Exclusive Interview: Dane DeHaan on Kill Your Darlings

Kill Your Darlings tells the story of the beat poets in their Columbia University days. Allen Ginsberg (Daniel Radcliffe) meets Lucien Carr, who introduced him to Jack Kerouac (Jack Huston). Along with William Burroughs (Ben Foster), the gang rebels against the University’s traditional literary teachings, including a prank where they filled the library’s display cases with banned books. They also tore out the pages of classic texts and pinned them to the wall.

The film also covers the murder of David Kammerer (Michael C. Hall) who was stalking Carr. Calling it an honor slaying, which at the time was a defense against people making same sex advances, Carr served a shorter sentence. Dane DeHaan plays Carr in the film. It’s been a big year for DeHaan, cast in The Amazing Spider-Man 2 as Harry Osborn and in Metallica: Through the Never as the band’s roadie. We sat down with DeHaan in Los Angeles to discuss his latest and upcoming films.


CraveOnline: Was the library prank a real thing that Lou and his gang did?

Dane DeHaan: I think that the library prank is one of the only things in the film that they didn’t actually do. That’s more of a question for [writer/director] John [Krokidas] but I’m pretty sure that that’s something that was taken from John and [co-writer] Austin [Bunn]’s college days.


I Googled some of the things in the movie to find out what was real. I know they did some things involving literature and libraries.

Yeah, the story is fairly accurately portrayed but I think that specific event was something that was more taken from their past.


Was that a fun scene to shoot?

It was so fun. It was crazy. Like everything, we shot it really fast but it was one of the more lighthearted scenes in the movie. It was really fun, and everyone was there.


Is there a certain air you can’t help take on when you’re speaking as Lou?

Sure.
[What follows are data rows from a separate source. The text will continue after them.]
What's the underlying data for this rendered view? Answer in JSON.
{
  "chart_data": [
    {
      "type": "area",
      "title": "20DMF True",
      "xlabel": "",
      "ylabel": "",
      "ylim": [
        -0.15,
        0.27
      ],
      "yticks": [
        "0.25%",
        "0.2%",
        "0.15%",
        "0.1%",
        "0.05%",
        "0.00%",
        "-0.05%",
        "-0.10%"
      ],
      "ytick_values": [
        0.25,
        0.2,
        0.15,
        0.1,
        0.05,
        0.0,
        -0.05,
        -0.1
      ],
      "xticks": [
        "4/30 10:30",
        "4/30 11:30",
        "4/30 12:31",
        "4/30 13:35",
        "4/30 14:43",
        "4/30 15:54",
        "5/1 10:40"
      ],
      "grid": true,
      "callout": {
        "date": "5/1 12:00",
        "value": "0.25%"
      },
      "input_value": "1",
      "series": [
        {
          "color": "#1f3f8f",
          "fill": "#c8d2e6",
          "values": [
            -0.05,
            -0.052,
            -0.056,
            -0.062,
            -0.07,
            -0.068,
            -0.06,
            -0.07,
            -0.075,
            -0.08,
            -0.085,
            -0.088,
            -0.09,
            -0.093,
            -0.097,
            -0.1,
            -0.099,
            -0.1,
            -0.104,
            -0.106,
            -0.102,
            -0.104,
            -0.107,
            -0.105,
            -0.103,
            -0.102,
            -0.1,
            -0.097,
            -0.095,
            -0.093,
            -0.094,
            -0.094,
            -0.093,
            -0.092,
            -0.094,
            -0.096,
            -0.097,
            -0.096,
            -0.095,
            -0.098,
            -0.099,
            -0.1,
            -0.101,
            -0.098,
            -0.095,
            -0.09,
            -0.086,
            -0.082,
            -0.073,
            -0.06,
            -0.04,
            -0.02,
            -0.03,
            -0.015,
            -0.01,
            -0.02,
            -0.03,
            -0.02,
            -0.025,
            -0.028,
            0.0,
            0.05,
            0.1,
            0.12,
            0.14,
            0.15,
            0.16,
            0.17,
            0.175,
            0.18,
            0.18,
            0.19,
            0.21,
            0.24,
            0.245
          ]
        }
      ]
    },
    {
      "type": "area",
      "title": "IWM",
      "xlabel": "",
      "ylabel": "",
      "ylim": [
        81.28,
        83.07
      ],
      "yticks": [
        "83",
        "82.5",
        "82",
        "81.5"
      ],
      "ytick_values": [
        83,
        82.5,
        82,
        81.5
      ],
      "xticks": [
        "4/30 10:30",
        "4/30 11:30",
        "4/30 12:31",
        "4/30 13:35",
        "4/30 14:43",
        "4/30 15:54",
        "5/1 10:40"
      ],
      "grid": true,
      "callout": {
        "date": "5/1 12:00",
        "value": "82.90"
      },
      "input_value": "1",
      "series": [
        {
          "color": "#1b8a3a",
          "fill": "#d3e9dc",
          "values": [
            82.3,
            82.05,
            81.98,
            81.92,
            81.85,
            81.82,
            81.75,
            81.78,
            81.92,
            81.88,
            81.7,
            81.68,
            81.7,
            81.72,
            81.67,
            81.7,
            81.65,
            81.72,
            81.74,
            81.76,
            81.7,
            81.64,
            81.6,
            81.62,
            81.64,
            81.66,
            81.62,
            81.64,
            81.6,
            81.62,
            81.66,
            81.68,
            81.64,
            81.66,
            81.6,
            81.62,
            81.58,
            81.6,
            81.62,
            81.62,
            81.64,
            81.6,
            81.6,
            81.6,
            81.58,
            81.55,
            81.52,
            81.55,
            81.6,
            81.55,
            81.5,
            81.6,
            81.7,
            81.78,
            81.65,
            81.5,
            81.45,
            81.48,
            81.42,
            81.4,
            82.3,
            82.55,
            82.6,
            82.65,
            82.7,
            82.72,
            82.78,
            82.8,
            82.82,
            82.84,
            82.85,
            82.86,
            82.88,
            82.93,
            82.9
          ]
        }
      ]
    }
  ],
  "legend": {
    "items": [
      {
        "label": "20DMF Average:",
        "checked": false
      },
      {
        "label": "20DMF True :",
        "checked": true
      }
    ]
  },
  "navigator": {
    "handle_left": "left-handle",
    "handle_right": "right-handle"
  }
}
I mean, that’s not really how I would put it, but ultimately as an actor, my job is to embody this person. Lou certainly has an air about him, so it’s about finding out why he is that way and what exactly that is that he does, then really making that a part of me whether I’m speaking or not speaking. That’s just my job.


I’m not an actor so it’s harder for me to articulate exactly what you’re doing. I just imagined whether it’s script dialogue or actual historical lines he said, you just can’t help but say it differently than Dane would say it.

Yeah, I think the script is definitely really well written and does a really good job of capturing all these individual people’s voices but also doing that within the context of the time period and how they would actually talk. When you have really great text, it can be a really great tool to use as an actor. There’s certainly a whole ton of other stuff that goes behind creating the character, but the text can also be very helpful if it’s well written.


But you said you wouldn’t put it the way I described it, as an air that comes over you. How would you describe what it takes to play Lou?

I just wouldn’t say it was just the text that gives me what you call an air of Lou. For me, it’s a pretty extensive process of doing a lot of work and research and really trying to form a fully fleshed out human being, and then ultimately it’s just about inhabiting that and believing in it and really doing it. There’s a lot of tools that go into that, not just the lines and the text.